Armstrong can cycle to the best of his ability, he can train his body with discipline, but at the end of the day, his body will never give him the stamina he needs to be a Tour de France champion.

The stamina to generate oxygen for body-fuel necessary to sustain a mountainous climb and varied terrain is a biological gift and cannot be hurdled without performance-enhancing drugs. As far as the film is concerned, Armstrong taking performance-enhancing drugs is not as great a sin as his self-promotion and elevation into superstardom, which is shown here as nothing less than social climbing.

The reason Armstrong managed to survive so long as an athlete despite countless doping controversies is because he is an American, who brought with him sponsorships, viewership, and a renewed interest in cycling. Also Armstrong uses his survival and struggle with cancer to propel himself into a public figure and motivational speaker. His survival of cancer, shown briefly, and in sympathetic detail, becomes an avenue for him to get richer.

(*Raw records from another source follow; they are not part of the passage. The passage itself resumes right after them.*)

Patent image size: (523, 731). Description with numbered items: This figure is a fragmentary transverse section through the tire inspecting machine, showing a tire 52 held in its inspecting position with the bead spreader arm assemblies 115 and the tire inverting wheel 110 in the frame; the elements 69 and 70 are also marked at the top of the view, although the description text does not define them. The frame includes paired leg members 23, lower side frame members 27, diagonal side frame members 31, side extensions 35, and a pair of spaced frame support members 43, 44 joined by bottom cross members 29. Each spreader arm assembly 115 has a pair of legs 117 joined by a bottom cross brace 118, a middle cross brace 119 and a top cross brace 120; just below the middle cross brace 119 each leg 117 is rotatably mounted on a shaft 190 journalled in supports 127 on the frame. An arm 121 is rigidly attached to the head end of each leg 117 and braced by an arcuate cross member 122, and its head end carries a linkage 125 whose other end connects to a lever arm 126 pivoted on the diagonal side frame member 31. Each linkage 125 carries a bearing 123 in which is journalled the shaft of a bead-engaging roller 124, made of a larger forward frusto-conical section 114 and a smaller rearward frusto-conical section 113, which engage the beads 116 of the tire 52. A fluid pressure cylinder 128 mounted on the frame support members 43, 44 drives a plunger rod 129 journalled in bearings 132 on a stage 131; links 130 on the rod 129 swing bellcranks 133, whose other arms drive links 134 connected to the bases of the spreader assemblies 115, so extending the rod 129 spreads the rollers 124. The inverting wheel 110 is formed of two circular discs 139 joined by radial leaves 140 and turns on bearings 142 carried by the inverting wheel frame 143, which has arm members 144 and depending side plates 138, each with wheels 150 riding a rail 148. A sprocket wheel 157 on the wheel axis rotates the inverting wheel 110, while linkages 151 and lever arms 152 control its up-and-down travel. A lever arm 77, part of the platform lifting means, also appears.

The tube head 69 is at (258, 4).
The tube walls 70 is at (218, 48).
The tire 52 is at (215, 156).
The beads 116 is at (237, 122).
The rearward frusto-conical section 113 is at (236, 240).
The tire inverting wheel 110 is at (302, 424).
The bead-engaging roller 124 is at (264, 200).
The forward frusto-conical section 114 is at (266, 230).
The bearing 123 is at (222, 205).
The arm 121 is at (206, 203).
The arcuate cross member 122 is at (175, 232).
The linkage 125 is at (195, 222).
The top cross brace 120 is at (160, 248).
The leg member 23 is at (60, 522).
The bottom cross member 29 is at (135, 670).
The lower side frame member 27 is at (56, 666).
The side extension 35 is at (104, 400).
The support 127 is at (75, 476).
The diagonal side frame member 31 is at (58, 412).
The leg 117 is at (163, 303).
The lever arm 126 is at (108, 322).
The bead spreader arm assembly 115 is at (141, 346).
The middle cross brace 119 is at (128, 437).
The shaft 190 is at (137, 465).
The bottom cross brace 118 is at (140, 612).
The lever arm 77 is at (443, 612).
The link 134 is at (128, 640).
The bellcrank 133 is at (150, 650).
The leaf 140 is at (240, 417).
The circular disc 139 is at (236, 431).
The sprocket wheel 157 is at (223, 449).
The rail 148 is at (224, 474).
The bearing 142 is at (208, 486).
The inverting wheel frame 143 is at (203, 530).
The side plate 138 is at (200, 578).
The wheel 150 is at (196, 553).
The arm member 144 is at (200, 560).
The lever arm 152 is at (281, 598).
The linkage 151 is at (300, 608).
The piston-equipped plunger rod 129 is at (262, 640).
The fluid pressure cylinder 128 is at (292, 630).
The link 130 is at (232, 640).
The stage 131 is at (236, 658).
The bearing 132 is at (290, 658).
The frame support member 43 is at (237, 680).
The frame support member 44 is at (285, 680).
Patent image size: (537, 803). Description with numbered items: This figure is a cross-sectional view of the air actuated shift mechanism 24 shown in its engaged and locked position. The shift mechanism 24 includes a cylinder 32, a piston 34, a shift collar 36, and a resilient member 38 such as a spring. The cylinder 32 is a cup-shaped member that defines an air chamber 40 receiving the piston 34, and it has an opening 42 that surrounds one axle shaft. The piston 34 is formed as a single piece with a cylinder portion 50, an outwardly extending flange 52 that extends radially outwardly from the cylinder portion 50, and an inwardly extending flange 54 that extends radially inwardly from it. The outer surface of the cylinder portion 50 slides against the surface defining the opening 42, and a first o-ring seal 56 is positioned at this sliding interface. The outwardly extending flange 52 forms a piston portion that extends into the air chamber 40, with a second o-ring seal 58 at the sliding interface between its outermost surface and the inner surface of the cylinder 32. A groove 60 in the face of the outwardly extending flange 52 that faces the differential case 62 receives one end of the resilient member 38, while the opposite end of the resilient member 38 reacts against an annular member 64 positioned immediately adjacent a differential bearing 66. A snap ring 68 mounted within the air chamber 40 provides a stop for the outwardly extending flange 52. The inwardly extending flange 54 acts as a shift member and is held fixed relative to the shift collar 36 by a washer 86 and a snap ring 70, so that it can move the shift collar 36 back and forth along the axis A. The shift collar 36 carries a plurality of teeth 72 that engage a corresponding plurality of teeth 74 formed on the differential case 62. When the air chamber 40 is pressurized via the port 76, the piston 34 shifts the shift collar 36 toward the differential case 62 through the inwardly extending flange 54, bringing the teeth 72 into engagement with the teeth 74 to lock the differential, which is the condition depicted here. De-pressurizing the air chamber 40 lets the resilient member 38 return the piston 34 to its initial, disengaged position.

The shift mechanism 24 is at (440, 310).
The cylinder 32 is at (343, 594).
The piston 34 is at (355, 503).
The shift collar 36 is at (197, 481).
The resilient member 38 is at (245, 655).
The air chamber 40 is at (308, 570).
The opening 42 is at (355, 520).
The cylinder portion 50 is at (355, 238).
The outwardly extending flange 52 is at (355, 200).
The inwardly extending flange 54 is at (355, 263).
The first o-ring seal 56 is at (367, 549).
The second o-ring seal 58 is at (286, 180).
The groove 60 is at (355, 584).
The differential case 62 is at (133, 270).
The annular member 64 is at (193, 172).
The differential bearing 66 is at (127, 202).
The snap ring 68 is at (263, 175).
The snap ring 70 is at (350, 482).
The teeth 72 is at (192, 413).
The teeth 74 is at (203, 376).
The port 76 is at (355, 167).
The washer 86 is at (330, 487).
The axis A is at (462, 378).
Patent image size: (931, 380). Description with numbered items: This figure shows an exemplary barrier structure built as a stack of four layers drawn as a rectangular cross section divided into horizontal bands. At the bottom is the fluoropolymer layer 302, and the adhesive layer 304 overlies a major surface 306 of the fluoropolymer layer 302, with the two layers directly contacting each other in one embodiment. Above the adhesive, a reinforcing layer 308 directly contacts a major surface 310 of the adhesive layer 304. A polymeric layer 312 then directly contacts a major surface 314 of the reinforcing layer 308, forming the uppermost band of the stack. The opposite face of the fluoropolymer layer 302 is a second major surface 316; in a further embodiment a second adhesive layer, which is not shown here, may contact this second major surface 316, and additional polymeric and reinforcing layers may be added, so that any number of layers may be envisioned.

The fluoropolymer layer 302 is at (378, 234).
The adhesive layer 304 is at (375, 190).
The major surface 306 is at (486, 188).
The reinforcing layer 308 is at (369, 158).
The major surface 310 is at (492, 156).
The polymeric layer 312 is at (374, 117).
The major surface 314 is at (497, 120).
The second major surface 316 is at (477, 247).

Stephen Frears is one of the most consistent and efficient filmmakers in England. The Program has many of the qualities in films like The Queen and Dangerous Liasions, namely the psychological portrayal of individuals who are incapable of separating their private and public lives, about whom audiences cannot really claim to know, and who, after a point, are incapable of being sincere. Armstrong is such a self-deceiver that it becomes impossible for him to separate his true self from the image he has built.

Ben Foster’s performance as Armstrong may strike some as being uncharismatic for a figure who was once larger-than-life, but it is effective for portraying Armstrong in human terms. The ensemble cast is excellent. French director and actor Guillaume Canet is enjoyable as Michelle Ferrari, who he plays like a B-grade movie mad scientist, one step away from an evil laugh. Jesse Plemons, a solid character who appeared in Bridge of Spies and Black Mass is quite effective as Floyd Landis, the Judas in Armstrong story. Dustin Hoffman appears in an excellent cameo.

The Program’s flaw is the second story of David Walsh investigating Armstrong, which is not as strong as the scenes with Armstrong at the centre. In either case, The Program’s demystification of the cult of sportsmen comes at an opportune time, and the criticism is directed at the ancient yearning for some form of heroism in a post-heroic age: A myth that victimises not only the hero-worshippers, but the false gods like Armstrong.